X-CME: From In Situ Flux-Rope Reconstruction to CME Propagation Forecasting

TL;DR

X-CME is a new framework that combines in situ flux-rope reconstructions with physics-based propagation models to improve CME arrival time forecasts at Earth and Mars, reducing errors to a few hours.

Contribution

The paper introduces X-CME, a novel integrated approach linking magnetic reconstructions with a propagation model for better CME forecasting.

Findings

Successfully applied to two spacecraft-observed events.

Predicted CME arrival times with 2-4 hours error.
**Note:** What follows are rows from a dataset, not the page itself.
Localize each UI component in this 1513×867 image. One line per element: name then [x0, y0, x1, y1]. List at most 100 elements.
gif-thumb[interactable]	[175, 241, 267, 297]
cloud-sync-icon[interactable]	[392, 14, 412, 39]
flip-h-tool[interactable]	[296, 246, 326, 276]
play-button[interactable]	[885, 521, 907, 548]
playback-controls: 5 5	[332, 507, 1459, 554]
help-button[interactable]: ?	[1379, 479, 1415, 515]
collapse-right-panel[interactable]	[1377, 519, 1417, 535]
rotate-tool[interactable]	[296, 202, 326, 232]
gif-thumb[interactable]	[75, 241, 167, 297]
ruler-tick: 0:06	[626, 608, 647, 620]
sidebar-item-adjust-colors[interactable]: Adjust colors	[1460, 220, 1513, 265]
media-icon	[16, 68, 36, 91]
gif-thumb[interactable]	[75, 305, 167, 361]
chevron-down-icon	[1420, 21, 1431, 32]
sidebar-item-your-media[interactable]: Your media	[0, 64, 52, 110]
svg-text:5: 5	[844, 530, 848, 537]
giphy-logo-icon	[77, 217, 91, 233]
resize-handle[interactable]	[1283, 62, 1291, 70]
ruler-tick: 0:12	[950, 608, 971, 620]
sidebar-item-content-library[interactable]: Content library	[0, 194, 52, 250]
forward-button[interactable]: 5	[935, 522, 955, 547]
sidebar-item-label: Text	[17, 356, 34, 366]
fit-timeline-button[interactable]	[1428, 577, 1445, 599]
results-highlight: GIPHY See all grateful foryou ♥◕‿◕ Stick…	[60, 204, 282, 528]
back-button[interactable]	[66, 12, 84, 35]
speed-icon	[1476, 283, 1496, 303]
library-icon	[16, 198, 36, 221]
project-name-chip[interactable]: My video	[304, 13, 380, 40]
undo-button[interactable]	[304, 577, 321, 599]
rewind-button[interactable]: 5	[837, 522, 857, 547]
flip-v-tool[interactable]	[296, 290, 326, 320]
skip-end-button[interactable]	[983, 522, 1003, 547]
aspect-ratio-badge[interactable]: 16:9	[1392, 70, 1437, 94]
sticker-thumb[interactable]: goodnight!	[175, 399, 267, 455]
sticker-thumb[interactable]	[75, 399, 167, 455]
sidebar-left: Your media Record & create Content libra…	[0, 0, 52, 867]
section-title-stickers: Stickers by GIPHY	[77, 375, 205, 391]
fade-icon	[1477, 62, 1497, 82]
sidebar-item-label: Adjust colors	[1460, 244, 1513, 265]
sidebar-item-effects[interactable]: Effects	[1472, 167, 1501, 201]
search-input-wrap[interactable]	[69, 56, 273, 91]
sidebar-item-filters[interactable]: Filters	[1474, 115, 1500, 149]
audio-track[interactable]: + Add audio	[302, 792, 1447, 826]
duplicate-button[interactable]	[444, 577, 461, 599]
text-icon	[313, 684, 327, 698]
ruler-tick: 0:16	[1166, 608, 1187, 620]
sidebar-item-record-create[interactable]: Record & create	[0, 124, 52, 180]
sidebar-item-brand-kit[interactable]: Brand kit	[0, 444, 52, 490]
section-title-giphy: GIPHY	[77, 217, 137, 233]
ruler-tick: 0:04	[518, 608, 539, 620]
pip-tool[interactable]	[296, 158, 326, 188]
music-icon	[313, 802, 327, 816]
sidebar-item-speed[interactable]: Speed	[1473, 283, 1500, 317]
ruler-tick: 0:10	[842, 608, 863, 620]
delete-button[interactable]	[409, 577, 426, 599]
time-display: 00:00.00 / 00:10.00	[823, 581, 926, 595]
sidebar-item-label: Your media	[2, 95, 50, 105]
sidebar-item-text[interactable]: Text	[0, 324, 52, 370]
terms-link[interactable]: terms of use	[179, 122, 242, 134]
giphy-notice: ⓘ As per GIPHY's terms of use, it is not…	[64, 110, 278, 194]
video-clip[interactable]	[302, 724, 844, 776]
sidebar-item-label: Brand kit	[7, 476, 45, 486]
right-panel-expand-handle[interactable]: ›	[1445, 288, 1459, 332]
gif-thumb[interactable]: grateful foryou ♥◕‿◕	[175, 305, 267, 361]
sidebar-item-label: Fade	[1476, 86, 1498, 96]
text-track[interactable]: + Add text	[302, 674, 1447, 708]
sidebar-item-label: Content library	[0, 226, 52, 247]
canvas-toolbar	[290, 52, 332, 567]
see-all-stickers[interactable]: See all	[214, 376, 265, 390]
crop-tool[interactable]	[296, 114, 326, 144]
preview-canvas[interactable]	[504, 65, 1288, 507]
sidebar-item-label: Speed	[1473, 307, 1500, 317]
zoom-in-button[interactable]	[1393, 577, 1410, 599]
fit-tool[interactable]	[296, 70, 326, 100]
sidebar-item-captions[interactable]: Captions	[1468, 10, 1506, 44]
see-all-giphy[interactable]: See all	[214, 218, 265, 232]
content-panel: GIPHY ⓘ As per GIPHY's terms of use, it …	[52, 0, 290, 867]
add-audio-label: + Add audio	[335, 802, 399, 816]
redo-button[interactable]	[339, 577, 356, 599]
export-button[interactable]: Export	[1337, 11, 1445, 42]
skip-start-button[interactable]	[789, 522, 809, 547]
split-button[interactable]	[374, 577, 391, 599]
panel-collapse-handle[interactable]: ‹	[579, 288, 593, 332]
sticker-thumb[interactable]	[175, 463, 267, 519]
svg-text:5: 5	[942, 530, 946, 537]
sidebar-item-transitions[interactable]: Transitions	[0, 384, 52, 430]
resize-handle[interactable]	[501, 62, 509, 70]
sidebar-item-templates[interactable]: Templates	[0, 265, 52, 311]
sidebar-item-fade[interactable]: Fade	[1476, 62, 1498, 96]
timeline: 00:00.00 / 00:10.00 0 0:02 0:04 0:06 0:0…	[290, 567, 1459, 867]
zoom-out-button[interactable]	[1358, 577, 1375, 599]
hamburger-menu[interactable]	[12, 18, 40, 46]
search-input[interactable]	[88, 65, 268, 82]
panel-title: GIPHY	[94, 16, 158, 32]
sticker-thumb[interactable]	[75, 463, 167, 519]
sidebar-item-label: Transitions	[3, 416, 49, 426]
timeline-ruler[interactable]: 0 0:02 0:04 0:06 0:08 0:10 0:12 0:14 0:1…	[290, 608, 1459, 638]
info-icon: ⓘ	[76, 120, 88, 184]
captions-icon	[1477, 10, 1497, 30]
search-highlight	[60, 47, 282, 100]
Accurately distinguished between central and glancing CME encounters.

Abstract

Accurate forecasts of Coronal Mass Ejection (CME) arrival times and impact geometry remain a major challenge for space-weather operations. Coronagraph-based techniques typically achieve mean absolute errors of order ten hours, while in situ measurements at L1 provide excellent magnetic-field information but only tens of minutes of warning. In this work we introduce X-CME, a framework that links in situ flux-rope reconstructions at intermediate heliocentric distances with a physics-based CME propagation model. The internal magnetic structure is obtained with an elliptical cylindrical, radial poloidal flux-rope model and embedded into a tapered torus CME geometry. The subsequent propagation is computed by solving a drag-based equation of motion in a Parker solar-wind background, including gravitational deceleration, self-similar expansion of the cross section, and an explicit calculation of the CME wetted area and swept area in the ecliptic plane. We apply X-CME to two events observed by the Parker Solar Probe and Solar Orbiter spacecraft, respectively, and propagate the reconstructed structures to Earth and Mars. For both cases, the model reproduces the observed in situ signatures at L1 and predicts the CME arrival time at Earth with errors of a few hours (typically about 2-4 hours), while correctly distinguishing between central encounters and glancing blows. These results demonstrate that combining intermediate-distance magnetic reconstructions with a geometrically consistent propagation scheme can substantially improve CME arrival-time forecasts and impact assessment in the inner heliosphere.